Hundreds of people who fled the neighborhood days earlier were waiting at Sheikh Maksoud's entrances to be allowed in once the military operations are over.
Clashes broke out Tuesday in the predominantly Kurdish northern neighborhoods of Sheikh Maksoud, Achrafieh and Bani Zaid, after the PKK/YPG failed to make progress on how to merge their forces into the national army per a March 10, 2025, deal. The YPG’s insistence on maintaining its self-styled autonomy in Syria’s northeast has held back the deal’s implementation.
Security forces have since captured Achrafieh and Bani Zaid.
The five days of fighting killed at least 22 people. Government officials reported at least 10 civilians were killed in the surrounding government-controlled areas.
The fighting also displaced more than 140,000 people.
Syria's Information Minister Hamza al-Mustafa told state TV that PKK/YPG terrorists used civilian buildings including hospitals and clinics during the fighting.
State TV reported that at least one security member was wounded when a drone fired by the PKK/YPG struck the neighborhood.
Associated Press journalists said bursts of gunfire could be heard as government-deployed drones flew over Sheikh Maksoud.
The Syrian military declared the neighborhood a "closed military zone" since Friday night as it launched a "clearing operation."
In Jordan, state media reported that Foreign Minister Ayman Safadi discussed the developments in Syria with U.S. Special Envoy to Syria Tom Barrack in Amman.
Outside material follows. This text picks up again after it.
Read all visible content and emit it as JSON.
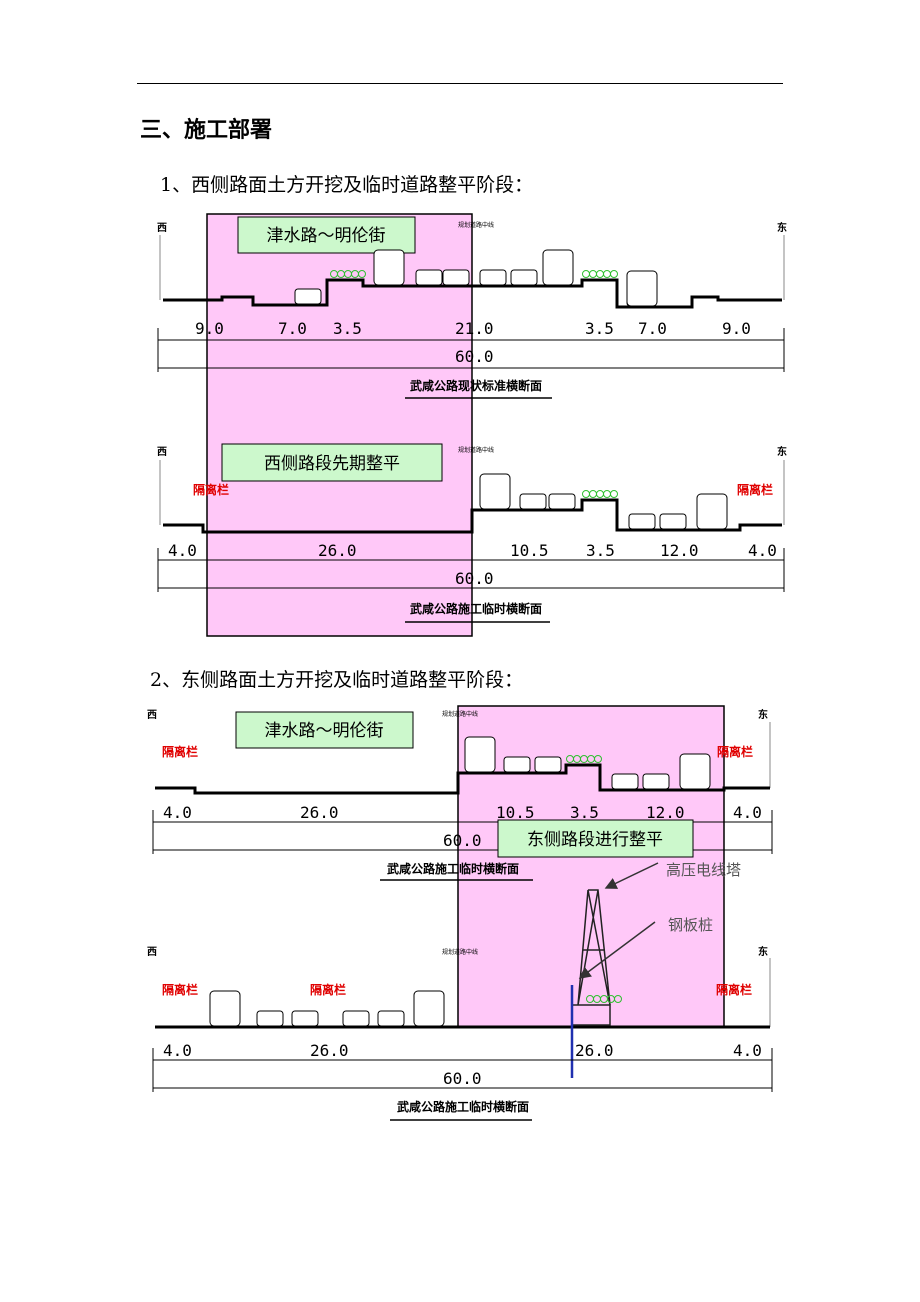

Jordan offered support to efforts aimed at consolidating the ceasefire and the peaceful withdrawal of PKK/YPG from Aleppo, media reported.
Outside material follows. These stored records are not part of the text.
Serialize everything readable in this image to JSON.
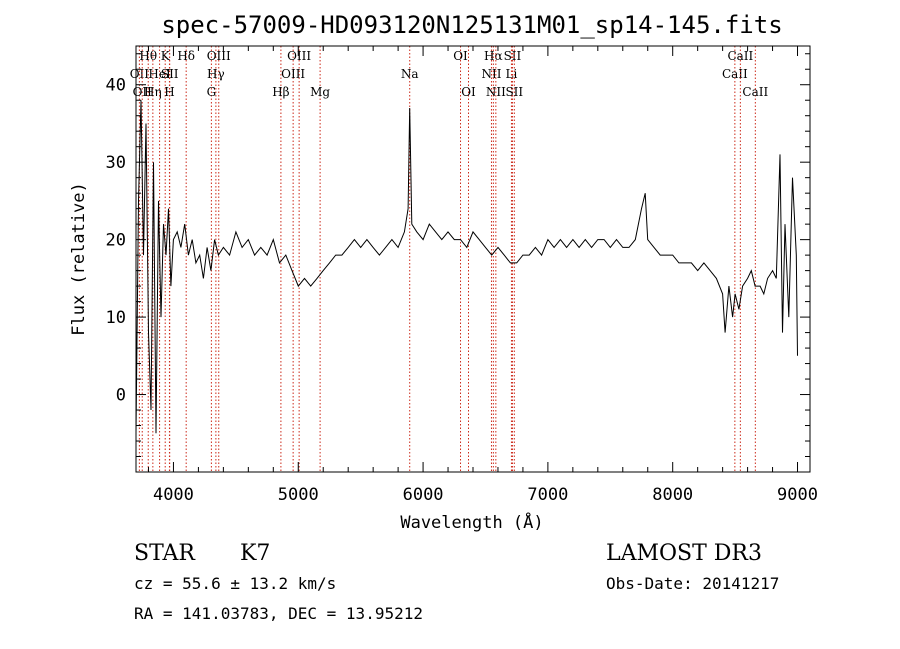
{
  "chart_data": {
    "type": "line",
    "title": "spec-57009-HD093120N125131M01_sp14-145.fits",
    "xlabel": "Wavelength (Å)",
    "ylabel": "Flux (relative)",
    "xlim": [
      3700,
      9100
    ],
    "ylim": [
      -10,
      45
    ],
    "xticks": [
      4000,
      5000,
      6000,
      7000,
      8000,
      9000
    ],
    "yticks": [
      0,
      10,
      20,
      30,
      40
    ],
    "grid": false,
    "line_color": "#000000",
    "marker_color": "#cc2a1a",
    "series": [
      {
        "x": [
          3700,
          3720,
          3740,
          3760,
          3780,
          3800,
          3820,
          3840,
          3860,
          3880,
          3900,
          3920,
          3940,
          3960,
          3980,
          4000,
          4030,
          4060,
          4090,
          4120,
          4150,
          4180,
          4210,
          4240,
          4270,
          4300,
          4330,
          4360,
          4400,
          4450,
          4500,
          4550,
          4600,
          4650,
          4700,
          4750,
          4800,
          4850,
          4900,
          4950,
          5000,
          5050,
          5100,
          5150,
          5200,
          5250,
          5300,
          5350,
          5400,
          5450,
          5500,
          5550,
          5600,
          5650,
          5700,
          5750,
          5800,
          5850,
          5880,
          5893,
          5910,
          5950,
          6000,
          6050,
          6100,
          6150,
          6200,
          6250,
          6300,
          6350,
          6400,
          6450,
          6500,
          6550,
          6600,
          6650,
          6700,
          6750,
          6800,
          6850,
          6900,
          6950,
          7000,
          7050,
          7100,
          7150,
          7200,
          7250,
          7300,
          7350,
          7400,
          7450,
          7500,
          7550,
          7600,
          7650,
          7700,
          7750,
          7780,
          7800,
          7850,
          7900,
          7950,
          8000,
          8050,
          8100,
          8150,
          8200,
          8250,
          8300,
          8350,
          8400,
          8420,
          8450,
          8480,
          8500,
          8530,
          8560,
          8600,
          8630,
          8660,
          8700,
          8730,
          8760,
          8800,
          8830,
          8860,
          8880,
          8900,
          8930,
          8960,
          8990,
          9000
        ],
        "y": [
          -5,
          25,
          38,
          18,
          35,
          8,
          -2,
          30,
          -5,
          25,
          10,
          22,
          18,
          24,
          14,
          20,
          21,
          19,
          22,
          18,
          20,
          17,
          18,
          15,
          19,
          16,
          20,
          18,
          19,
          18,
          21,
          19,
          20,
          18,
          19,
          18,
          20,
          17,
          18,
          16,
          14,
          15,
          14,
          15,
          16,
          17,
          18,
          18,
          19,
          20,
          19,
          20,
          19,
          18,
          19,
          20,
          19,
          21,
          24,
          37,
          22,
          21,
          20,
          22,
          21,
          20,
          21,
          20,
          20,
          19,
          21,
          20,
          19,
          18,
          19,
          18,
          17,
          17,
          18,
          18,
          19,
          18,
          20,
          19,
          20,
          19,
          20,
          19,
          20,
          19,
          20,
          20,
          19,
          20,
          19,
          19,
          20,
          24,
          26,
          20,
          19,
          18,
          18,
          18,
          17,
          17,
          17,
          16,
          17,
          16,
          15,
          13,
          8,
          14,
          10,
          13,
          11,
          14,
          15,
          16,
          14,
          14,
          13,
          15,
          16,
          15,
          31,
          8,
          22,
          10,
          28,
          18,
          5
        ]
      }
    ],
    "line_markers": [
      {
        "wavelength": 3727,
        "row": 1,
        "label": "OII"
      },
      {
        "wavelength": 3750,
        "row": 2,
        "label": "OII"
      },
      {
        "wavelength": 3798,
        "row": 0,
        "label": "Hθ"
      },
      {
        "wavelength": 3835,
        "row": 2,
        "label": "Hη"
      },
      {
        "wavelength": 3889,
        "row": 1,
        "label": "HeI"
      },
      {
        "wavelength": 3934,
        "row": 0,
        "label": "K"
      },
      {
        "wavelength": 3968,
        "row": 2,
        "label": "H"
      },
      {
        "wavelength": 3970,
        "row": 1,
        "label": "SII"
      },
      {
        "wavelength": 4102,
        "row": 0,
        "label": "Hδ"
      },
      {
        "wavelength": 4304,
        "row": 2,
        "label": "G"
      },
      {
        "wavelength": 4340,
        "row": 1,
        "label": "Hγ"
      },
      {
        "wavelength": 4363,
        "row": 0,
        "label": "OIII"
      },
      {
        "wavelength": 4861,
        "row": 2,
        "label": "Hβ"
      },
      {
        "wavelength": 4959,
        "row": 1,
        "label": "OIII"
      },
      {
        "wavelength": 5007,
        "row": 0,
        "label": "OIII"
      },
      {
        "wavelength": 5175,
        "row": 2,
        "label": "Mg"
      },
      {
        "wavelength": 5893,
        "row": 1,
        "label": "Na"
      },
      {
        "wavelength": 6300,
        "row": 0,
        "label": "OI"
      },
      {
        "wavelength": 6364,
        "row": 2,
        "label": "OI"
      },
      {
        "wavelength": 6548,
        "row": 1,
        "label": "NII"
      },
      {
        "wavelength": 6563,
        "row": 0,
        "label": "Hα"
      },
      {
        "wavelength": 6583,
        "row": 2,
        "label": "NII"
      },
      {
        "wavelength": 6708,
        "row": 1,
        "label": "Li"
      },
      {
        "wavelength": 6716,
        "row": 0,
        "label": "SII"
      },
      {
        "wavelength": 6731,
        "row": 2,
        "label": "SII"
      },
      {
        "wavelength": 8498,
        "row": 1,
        "label": "CaII"
      },
      {
        "wavelength": 8542,
        "row": 0,
        "label": "CaII"
      },
      {
        "wavelength": 8662,
        "row": 2,
        "label": "CaII"
      }
    ]
  },
  "info": {
    "object_class": "STAR",
    "subclass": "K7",
    "survey": "LAMOST DR3",
    "redshift": "cz = 55.6 ± 13.2 km/s",
    "obs_date": "Obs-Date: 20141217",
    "coords": "RA = 141.03783, DEC =  13.95212"
  }
}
The YPG is the Syrian offshoot of the PKK terrorist group, which has waged a bloody campaign in Türkiye for over four decades. The YPG occupies swathes of Syria’s oil-rich north and northeast and acts as the main ally of the U.S. under the pretext of fighting Daesh terrorists.
Türkiye, which shares a 900-kilometer (550-mile) border with Syria, launched successive offensives to push the YPG from the frontier from 2016 to 2019.
Ankara is in talks with Damascus and Washington to resolve the deadly clashes, the Turkish security sources said Friday.
They said the clashes between the Syrian army and the YPG in Aleppo neighborhoods with a high Kurdish population resulted from the YPG’s "uncooperative behavior and failure to abide by the March 10 deal.”
They said Ankara expects the PKK/YPG to "avoid harming Syria’s territorial integrity, political unity or social peace.”